I am conducting a Binary logistic regression model in R with a sample size of 1790. There are 8 independent variables in my model. I want to do a 70/30 split for train and test data. I did it using these lines of code the first time:
RLV <- read.csv(file.choose(), header = T)
set.seed(123)
index <- sample(2, nrow(RLV), replace = T, prob = c(0.7, 0.3))
train <- RLV[index == 1,]
test <- RLV[index == 2,]
But if I change 123 into say 1234, the output is similar but not exactly the previous one (and yes I know that's the point). But according to my supervisor, she wants me to train using the data obtained in Day 1 and Day 2 and test(validate) using the data of Day 3 (That was my initial plan as well).
Thus after intense brainstorming I came up with these lines of code...
RLV <- read.csv(file.choose(), header = T)
train <- RLV[1:1253,]
test <- RLV[1254:1790,]
head(test)
I want all the rows from 1 to 1253 (all columns too) in my train dataset and from 1254 to 1790 in my test(validation) dataset.
I checked using the head function and it does seem to work. But I am on the fence here. Can someone please clarify how this works? Or please if its even right (lol).
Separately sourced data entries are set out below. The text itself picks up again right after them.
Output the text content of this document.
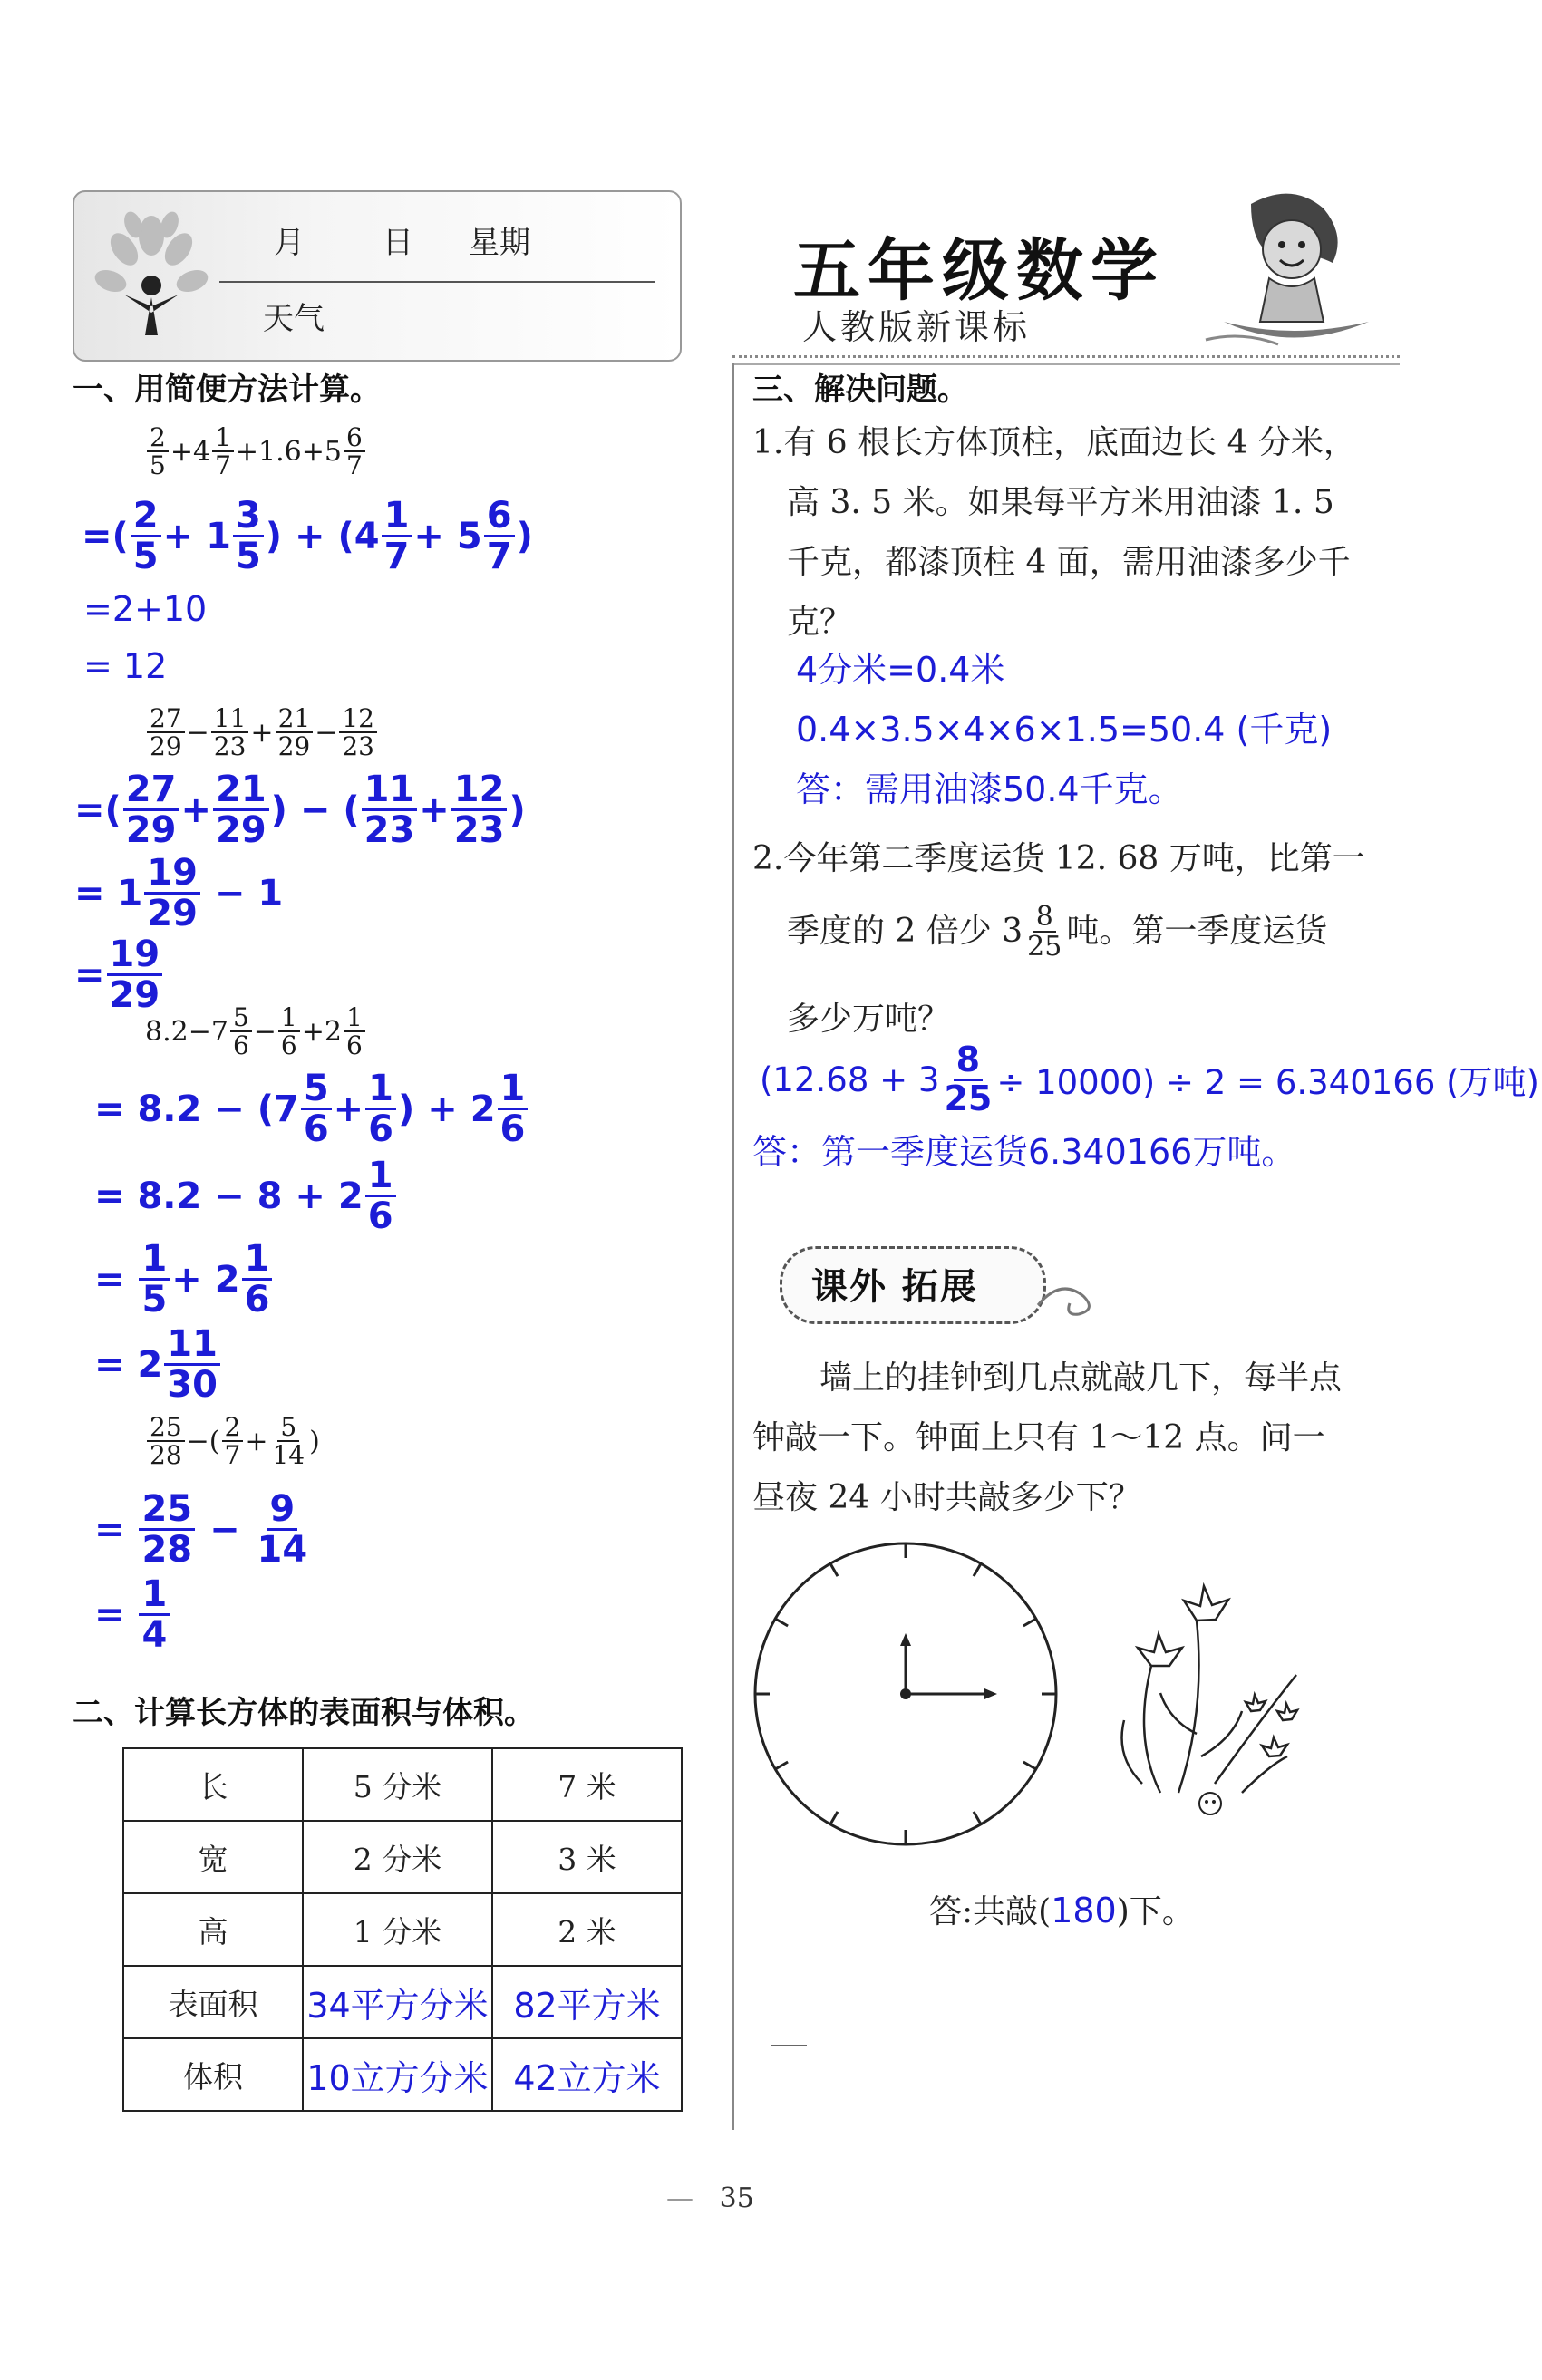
月	日 星期
天气
五年级数学
人教版新课标
一、用简便方法计算。
$\frac{2}{5} + 4 \frac{1}{7} + 1.6 + 5 \frac{6}{7}$
= ( $\frac{2}{5}$ +
$1 \frac{3}{5}$ )
+
( $4 \frac{1}{7}$ +
$5 \frac{6}{7}$ )
=2+10
= 12
$\frac{27}{29} - \frac{11}{23} + \frac{21}{29} - \frac{12}{23}$
= ( $\frac{27}{29} + \frac{21}{29}$ )
−
( $\frac{11}{23} + \frac{12}{23}$ )
=
$1 \frac{19}{29}$
−
1
= $\frac{19}{29}$
$8.2 - 7 \frac{5}{6} - \frac{1}{6} + 2 \frac{1}{6}$
= 8.2 −
( $7 \frac{5}{6} + \frac{1}{6}$ )
+
$2 \frac{1}{6}$
= 8.2 − 8 +
$2 \frac{1}{6}$
=
$\frac{1}{5}$ +
$2 \frac{1}{6}$
=
$2 \frac{11}{30}$
$\frac{25}{28}$ − ( $\frac{2}{7} + \frac{5}{14}$ )
=
$\frac{25}{28}$
−
$\frac{9}{14}$
=
$\frac{1}{4}$
二、计算长方体的表面积与体积。
长	5 分米	7 米
宽	2 分米	3 米
高	1 分米	2 米
表面积	34平方分米	82平方米
体积	10立方分米	42立方米
三、解决问题。
1.有 6 根长方体顶柱，底面边长 4 分米，
高 3. 5 米。如果每平方米用油漆 1. 5
千克，都漆顶柱 4 面，需用油漆多少千
克？
4分米=0.4米
0.4×3.5×4×6×1.5=50.4 (千克)
答：需用油漆50.4千克。
2.今年第二季度运货 12. 68 万吨，比第一
季度的 2 倍少 $3 \frac{8}{25}$ 吨。第一季度运货
多少万吨？
$(12.68 + 3 \frac{8}{25} \div 10000) \div 2 = 6.340166$ (万吨)
答：第一季度运货6.340166万吨。
课外 拓展
墙上的挂钟到几点就敲几下，每半点
钟敲一下。钟面上只有 1～12 点。问一
昼夜 24 小时共敲多少下？
答:共敲(180)下。
— 35
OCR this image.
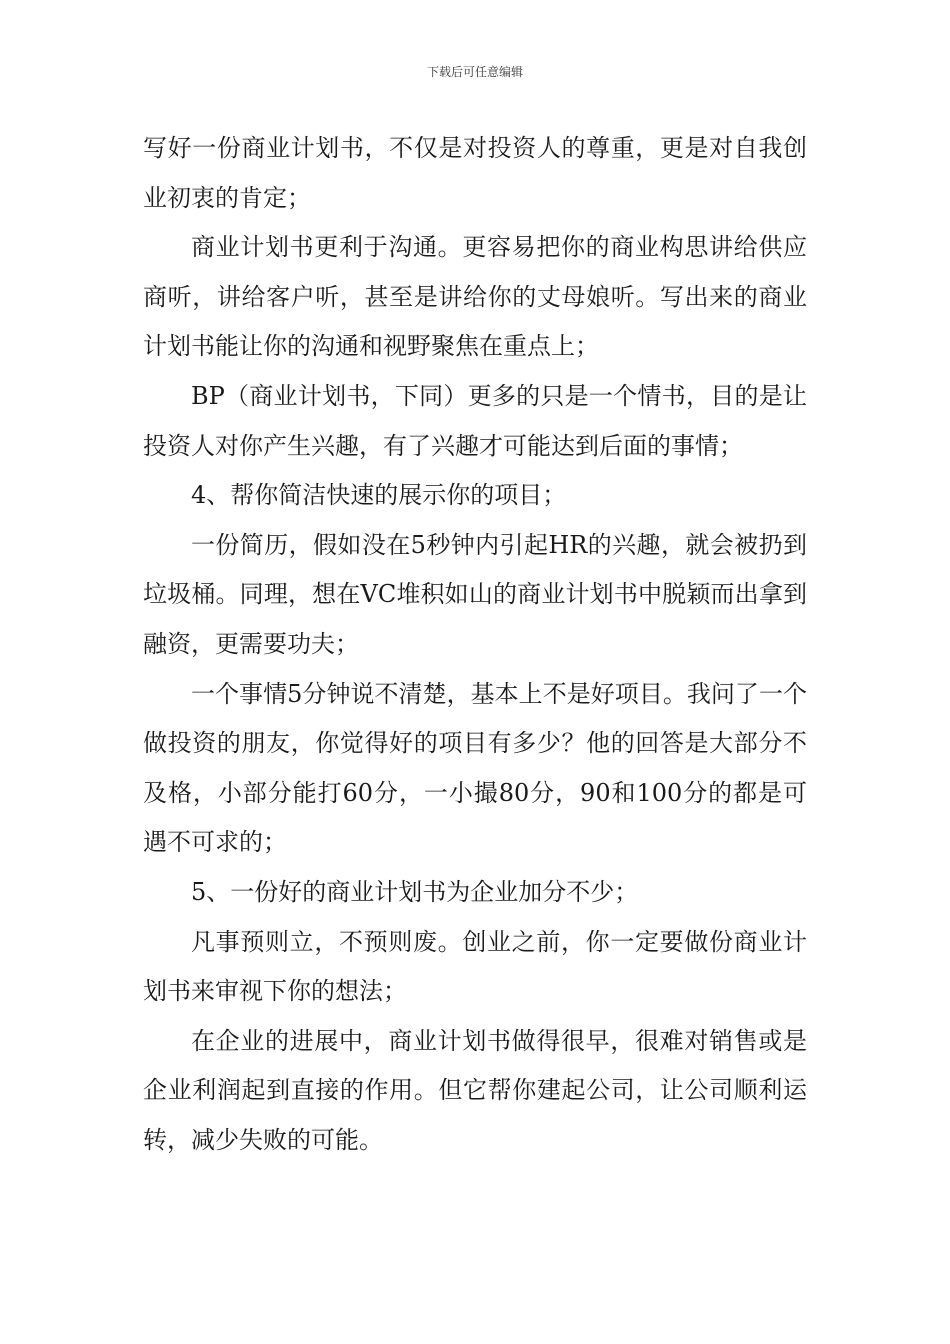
下载后可任意编辑

写好一份商业计划书，不仅是对投资人的尊重，更是对自我创业初衷的肯定；

商业计划书更利于沟通。更容易把你的商业构思讲给供应商听，讲给客户听，甚至是讲给你的丈母娘听。写出来的商业计划书能让你的沟通和视野聚焦在重点上；

BP（商业计划书，下同）更多的只是一个情书，目的是让投资人对你产生兴趣，有了兴趣才可能达到后面的事情；

4、帮你简洁快速的展示你的项目；

一份简历，假如没在5秒钟内引起HR的兴趣，就会被扔到垃圾桶。同理，想在VC堆积如山的商业计划书中脱颖而出拿到融资，更需要功夫；

一个事情5分钟说不清楚，基本上不是好项目。我问了一个做投资的朋友，你觉得好的项目有多少？他的回答是大部分不及格，小部分能打60分，一小撮80分，90和100分的都是可遇不可求的；

5、一份好的商业计划书为企业加分不少；

凡事预则立，不预则废。创业之前，你一定要做份商业计划书来审视下你的想法；

在企业的进展中，商业计划书做得很早，很难对销售或是企业利润起到直接的作用。但它帮你建起公司，让公司顺利运转，减少失败的可能。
I just want to complete this project without any hassle.
Thanks a bunch.
CodePudding user response:
As you said: It does work. head()
shows you the first six rows of a dataframe. So you should get rows 1254, 1255, 1256, 1257, 1258, and 1259 from your 'test set' after head(test)
.
It works because if you index a dataframe with [,]
, everything before the comma specifies row restrictions and everything after the comma specifies column restrictions. You indexed by row number. It would also be possible to index by a logical vector. For example, RLV[RLV$Day %in% 1:2,]
would give you all cases from RLV
where (the hypothetical) column Day
holds the value 1 or 2.
If this doesn't answer your question(s), please specify what you mean by "how this works" and "if it's even right" ;)